Ce vitrail est un hommage aux bâtisseurs de l’Abbaye : une religieuse penchée sur le sol taille une pierre à bâtir. Une autre la porte vers le sommet, et une dernière la pose à sa place.
Dans le cintre, Dieu bénit les moniales. Mère Geneviève le consacre à la gloire de sa communauté, de la mère Abbesse et de toutes celles qui ont travaillé de leurs mains pour construire le monastère Saint Louis du Temple de Limon.
Le chœur des moniales
Les vitraux sont inspirés des psaumes. Ils sont dans un espace réservé aux moniales.
Miserere : Psaume 50
En bas, les pénitents se frappent la poitrine : « Mea culpa »
Au-dessus, ils commencent à se relever et lèvent les yeux vers le Pardon.
Dans le cintre, Notre Seigneur en Croix détache une de ses mains en signe de pardon.

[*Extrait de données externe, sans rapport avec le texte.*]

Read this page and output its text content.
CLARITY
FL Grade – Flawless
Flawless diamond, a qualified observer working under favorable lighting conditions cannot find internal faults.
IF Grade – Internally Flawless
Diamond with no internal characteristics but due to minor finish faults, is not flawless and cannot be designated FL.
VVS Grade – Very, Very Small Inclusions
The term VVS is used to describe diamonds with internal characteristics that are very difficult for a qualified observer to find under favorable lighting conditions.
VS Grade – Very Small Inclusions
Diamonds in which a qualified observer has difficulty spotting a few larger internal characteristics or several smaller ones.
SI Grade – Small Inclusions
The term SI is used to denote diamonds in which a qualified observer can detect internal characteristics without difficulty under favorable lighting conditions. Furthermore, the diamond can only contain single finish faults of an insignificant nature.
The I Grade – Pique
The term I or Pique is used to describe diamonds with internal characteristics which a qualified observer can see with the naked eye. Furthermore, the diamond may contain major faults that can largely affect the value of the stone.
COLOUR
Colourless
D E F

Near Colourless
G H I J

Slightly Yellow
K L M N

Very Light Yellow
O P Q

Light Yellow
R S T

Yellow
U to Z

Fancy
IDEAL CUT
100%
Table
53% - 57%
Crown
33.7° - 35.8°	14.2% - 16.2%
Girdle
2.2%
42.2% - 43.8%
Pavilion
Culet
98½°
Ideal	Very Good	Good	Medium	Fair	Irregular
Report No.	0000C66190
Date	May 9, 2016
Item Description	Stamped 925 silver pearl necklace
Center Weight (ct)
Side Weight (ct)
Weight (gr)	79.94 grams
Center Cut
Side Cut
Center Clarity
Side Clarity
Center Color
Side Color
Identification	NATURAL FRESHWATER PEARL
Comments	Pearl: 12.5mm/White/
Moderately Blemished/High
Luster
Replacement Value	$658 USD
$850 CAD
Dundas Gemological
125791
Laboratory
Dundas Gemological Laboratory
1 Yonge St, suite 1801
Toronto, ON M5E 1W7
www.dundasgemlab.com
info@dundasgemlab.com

Les Anges prient pour ces pénitents.
Beatus vir qui non abiit in consilio impirorum, le psaume 1
Dans le cintre, le Bienheureux homme fuit les impies qui se moquent de lui.
En dessous, sa volonté est dans la loi du Seigneur. Il la médite jour et nuit. L’heureux jardinier cueille les fruits du Bienheureux arbre.
En bas, l’Enfer pour ceux qui ne suivent pas la loi de Dieu.
Ite in vineam meam : c’est le texte de l’Evangile.
Dans le cintre, on voit les chômeurs, le maitre vient : « Pourquoi restez-vous là à en rien faire ? »
« Nous n’avons personne pour nous conduire »
« Allez à ma vigne »
En dessous : voici celui qui pioche la vigne.
En bas, voici celle qui a choisi la Vie Contemplative, elle part en courant vers le Cloître où l’attend la mère Abbesse.
Pulsantur Campanae
La sonnerie des cloches
Les scènes de sonneurs de cloches sur les vitraux rappellent le rythme de la journée et des heures canoniales.
Le vitrail transforme la lumière du jour en éclat divin, tandis que la cloche appelle les fidèles à la prière, unissant le visuel et l’auditif dans l’édifice.
Historiquement, les cloches rythmaient la vie du village, une importance que l’art religieux immortalisait parfois en image.
Ludens coram deo : Jouant devant Dieu
Voici la vie parfaite. Tout l’être n’est qu’un jeu devant Dieu ; Joie de tout l’être sans lutte. Dieu applaudit.
Et pulchri amoris matri coronas nectite
La mère du Bel Amour est assise dans le cintre, acceptant toute joyeuse, les couronnes que lui tressent ses enfants. Hymne des 2ème Vêpres du Saint Rosaire.
Super flumina babylonis illic sedimus et flevimus
Dans le cintre, ils pleurent le Paradis perdu, assis au bord du fleuve.
En dessous, « Nous avons suspendu nos cithares aux saules du chemin ».
En bas, l’ironie du démon s’adressant au pauvre vaincu : « chante nous les cantiques de Sion »
Le vaincu se redresse et applique au démon la vengeance qui lui revient.
Erectio in Abbatia
L’érection en Abbaye
Le roi Louis XVIII fit don au prieuré du domaine du Temple — dont est issu le nom de l’abbaye —, la communauté y est expulsée en 1848 et s’installe dans l’hôtel particulier du 20 de la rue Monsieur. Après la loi de séparation puis la Première Guerre mondiale, la communauté est expulsée de la rue Monsieur. Élevée au rang d’abbaye en 1932, la communauté s’installe provisoirement à Meudon, puis se fixe définitivement à Vauhallan au hameau de Limon en 1951.
Sources : les descriptions des vitraux sont issues des documentations mises à disposition dans l’église abbatiale, et du document « VITRAUX de l’église abbatiale de Limon par Mère Geneviève Gallois » disponible à la boutique de l’Abbaye.